Am Postkeller entsteht die größte Kita Weidens - Spatenstich im Frühjahr

Am Postkeller entsteht die größte Kita Weidens - Spatenstich im Frühjahr
OB Jens Meyer spricht bei der Unterzeichnung der Defizitvereinbarung mit den Johannitern von einer „Feierstunde“: Mit der weiteren Kita setze die Stadt Weiden ihren Kurs fort, ausreichend Betreuungsplätze anzubieten. „Aus tiefer Überzeugung.“ Die Betreuung der Kinder sei elementar für die Vereinbarkeit von Familie und Beruf. Sie sei wichtiger Standortfaktor für Familien.
Sozialdezernent Wolfgang Hohlmeier bestätigt die Entwicklung: Erstmals in der Geschichte der Stadt Weiden könne dann der Bedarf komplett gedeckt werden. „Darauf können wir stolz sein.“ Die Kita am Postkeller ist die 20. in Weiden.
Aktuell noch Warteliste
In den letzten zehn Jahren mehrten sich die Krippenplätze um 58 Prozent, so Hohlmeier. Heute werden in Weiden 259 Kinder unter drei Jahren in 15 Krippen betreut. Am Postkeller kommen künftig 48 Krippenplätze dazu. Die Zahl der Kindergartenplätze wächst auf über 1.300 an.
Auch die aktuell noch nötigen Wartelisten könnte mit Eröffnung der Postkeller-Kita hinfällig sein. Nach Auskunft von Sozialdezernent Hohlmeier stehen auf diesen Listen derzeit 42 Eltern von Krippenkindern und 65 von Kindergarten-Kindern.
Krippen und Kindergärten in Weiden
- Krippen: derzeit 259 Plätze in 19 Einrichtungen.
- Kindergärten: derzeit 1.248 in 19 Einrichtungen.
- Neue Kita am Postkeller: 48 Krippenplätze und 75 Kindergartenplätze.
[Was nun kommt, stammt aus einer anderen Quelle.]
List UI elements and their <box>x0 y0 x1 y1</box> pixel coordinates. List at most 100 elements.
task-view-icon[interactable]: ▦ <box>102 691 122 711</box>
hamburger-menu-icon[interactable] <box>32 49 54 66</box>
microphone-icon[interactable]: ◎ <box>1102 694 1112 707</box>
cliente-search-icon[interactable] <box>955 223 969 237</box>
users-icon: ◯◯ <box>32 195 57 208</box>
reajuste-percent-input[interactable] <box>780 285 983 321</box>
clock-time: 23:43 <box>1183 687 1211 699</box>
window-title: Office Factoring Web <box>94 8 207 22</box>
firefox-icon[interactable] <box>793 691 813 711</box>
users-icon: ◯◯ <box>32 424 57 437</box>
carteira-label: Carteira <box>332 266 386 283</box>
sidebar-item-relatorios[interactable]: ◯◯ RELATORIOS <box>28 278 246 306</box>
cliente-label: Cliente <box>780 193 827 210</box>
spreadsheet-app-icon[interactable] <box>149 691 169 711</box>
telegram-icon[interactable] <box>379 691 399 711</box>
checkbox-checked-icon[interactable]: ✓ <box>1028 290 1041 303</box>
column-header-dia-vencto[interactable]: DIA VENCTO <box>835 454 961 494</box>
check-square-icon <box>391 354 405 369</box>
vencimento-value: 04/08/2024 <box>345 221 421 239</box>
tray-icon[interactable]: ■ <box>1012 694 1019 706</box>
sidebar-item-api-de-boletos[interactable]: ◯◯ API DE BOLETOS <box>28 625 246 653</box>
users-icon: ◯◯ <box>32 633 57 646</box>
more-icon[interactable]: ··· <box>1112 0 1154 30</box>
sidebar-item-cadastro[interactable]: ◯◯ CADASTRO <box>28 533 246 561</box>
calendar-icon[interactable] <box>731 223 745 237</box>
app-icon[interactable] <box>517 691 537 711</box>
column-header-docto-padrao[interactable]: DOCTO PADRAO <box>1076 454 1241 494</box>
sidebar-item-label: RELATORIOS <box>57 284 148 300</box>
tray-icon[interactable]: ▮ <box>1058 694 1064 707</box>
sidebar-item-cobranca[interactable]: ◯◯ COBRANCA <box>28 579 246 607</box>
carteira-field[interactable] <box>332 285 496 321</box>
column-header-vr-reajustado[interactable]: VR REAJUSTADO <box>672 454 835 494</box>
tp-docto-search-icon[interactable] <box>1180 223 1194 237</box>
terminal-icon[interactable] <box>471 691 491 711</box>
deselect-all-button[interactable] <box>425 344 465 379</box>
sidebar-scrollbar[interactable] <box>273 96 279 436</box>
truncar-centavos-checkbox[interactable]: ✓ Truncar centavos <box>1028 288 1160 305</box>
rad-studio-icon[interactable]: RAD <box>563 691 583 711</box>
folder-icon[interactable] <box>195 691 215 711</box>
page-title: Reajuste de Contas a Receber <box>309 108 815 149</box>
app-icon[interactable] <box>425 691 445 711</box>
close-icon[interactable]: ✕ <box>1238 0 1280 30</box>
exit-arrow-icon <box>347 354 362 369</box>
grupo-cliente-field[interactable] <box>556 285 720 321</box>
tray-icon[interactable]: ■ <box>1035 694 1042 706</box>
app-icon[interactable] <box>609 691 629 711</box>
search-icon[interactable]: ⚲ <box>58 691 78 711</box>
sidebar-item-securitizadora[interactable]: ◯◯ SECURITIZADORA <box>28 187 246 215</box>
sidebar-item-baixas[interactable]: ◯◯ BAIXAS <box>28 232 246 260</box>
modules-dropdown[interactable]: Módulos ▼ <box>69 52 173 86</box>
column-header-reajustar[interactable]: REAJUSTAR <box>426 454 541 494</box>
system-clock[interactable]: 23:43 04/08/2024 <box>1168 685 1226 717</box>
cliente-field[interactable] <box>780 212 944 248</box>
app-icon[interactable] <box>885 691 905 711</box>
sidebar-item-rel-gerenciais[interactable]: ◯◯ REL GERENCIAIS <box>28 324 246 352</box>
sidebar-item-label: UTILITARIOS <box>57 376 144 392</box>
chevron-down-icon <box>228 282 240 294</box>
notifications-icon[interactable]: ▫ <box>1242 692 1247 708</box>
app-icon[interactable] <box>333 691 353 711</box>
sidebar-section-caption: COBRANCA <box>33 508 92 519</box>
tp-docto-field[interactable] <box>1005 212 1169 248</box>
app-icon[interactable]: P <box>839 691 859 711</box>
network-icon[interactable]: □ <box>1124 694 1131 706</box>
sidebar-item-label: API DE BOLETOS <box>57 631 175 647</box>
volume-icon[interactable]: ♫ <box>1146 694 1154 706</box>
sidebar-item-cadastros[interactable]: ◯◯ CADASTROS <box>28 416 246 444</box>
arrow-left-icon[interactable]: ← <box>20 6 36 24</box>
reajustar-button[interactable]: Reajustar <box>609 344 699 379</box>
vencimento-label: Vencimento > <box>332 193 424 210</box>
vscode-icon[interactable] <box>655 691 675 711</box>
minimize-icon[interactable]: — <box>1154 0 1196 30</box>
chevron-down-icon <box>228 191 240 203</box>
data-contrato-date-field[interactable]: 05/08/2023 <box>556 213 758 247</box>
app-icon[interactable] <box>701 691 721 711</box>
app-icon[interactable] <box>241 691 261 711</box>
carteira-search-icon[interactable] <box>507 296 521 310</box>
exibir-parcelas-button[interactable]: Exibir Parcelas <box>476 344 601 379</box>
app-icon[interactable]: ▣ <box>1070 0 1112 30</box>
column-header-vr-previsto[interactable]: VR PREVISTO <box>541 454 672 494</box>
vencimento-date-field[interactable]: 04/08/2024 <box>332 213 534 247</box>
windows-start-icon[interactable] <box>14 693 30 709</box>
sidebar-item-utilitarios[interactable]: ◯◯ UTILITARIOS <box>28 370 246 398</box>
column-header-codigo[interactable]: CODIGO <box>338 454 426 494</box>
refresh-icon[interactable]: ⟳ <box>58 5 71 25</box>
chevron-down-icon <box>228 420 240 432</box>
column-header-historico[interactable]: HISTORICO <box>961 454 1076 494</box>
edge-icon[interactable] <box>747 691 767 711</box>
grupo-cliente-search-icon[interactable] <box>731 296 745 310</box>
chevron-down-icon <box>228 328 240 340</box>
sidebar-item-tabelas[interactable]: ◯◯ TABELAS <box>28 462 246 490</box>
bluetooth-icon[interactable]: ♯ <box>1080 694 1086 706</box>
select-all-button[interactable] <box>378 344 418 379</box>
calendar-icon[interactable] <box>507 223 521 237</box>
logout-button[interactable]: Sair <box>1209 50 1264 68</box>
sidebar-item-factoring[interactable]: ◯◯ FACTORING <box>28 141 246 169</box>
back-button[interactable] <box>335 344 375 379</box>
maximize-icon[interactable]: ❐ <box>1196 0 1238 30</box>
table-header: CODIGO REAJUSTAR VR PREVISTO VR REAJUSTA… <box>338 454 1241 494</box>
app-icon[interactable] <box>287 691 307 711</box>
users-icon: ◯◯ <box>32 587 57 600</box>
Betriebserlaubnis für 123 Kinder.
- Geburtenzahlen Weiden: Seit 2023 leicht ansteigend, zuletzt 355 Weidener Kinder.
Spatenstich noch dieses Frühjahr
Inzwischen sind in Weiden vier Kindergärten im so genannten „Investorenmodell“ entstanden. Sprich: Ein Investor baut, ein Träger betreibt. Auch am Postkeller wird das so gemacht: Bauherr ist die örtliche Firma „Plus Energie GmbH“ mit den Geschäftsführer Architekt Alexander Robl und Florian Hofmann.
Robl hatte Pläne dabei. Dabei wurde klar: Das wird kein kleiner Kindergarten. Die neue Einrichtung wird ähnliche Dimensionen haben wie das städtische „Tohuwabohu“ in der Mooslohe. Architekt Robl baut am Postkeller auf 1.235 Quadratmetern, direkt im Anschluss an das Bestandsgebäude (Gastwirtschaft/Saal). Mit den Wirtsleuten bestehe bestes Einvernehmen. Sie würden sich über Kinder als Nachbarn freuen.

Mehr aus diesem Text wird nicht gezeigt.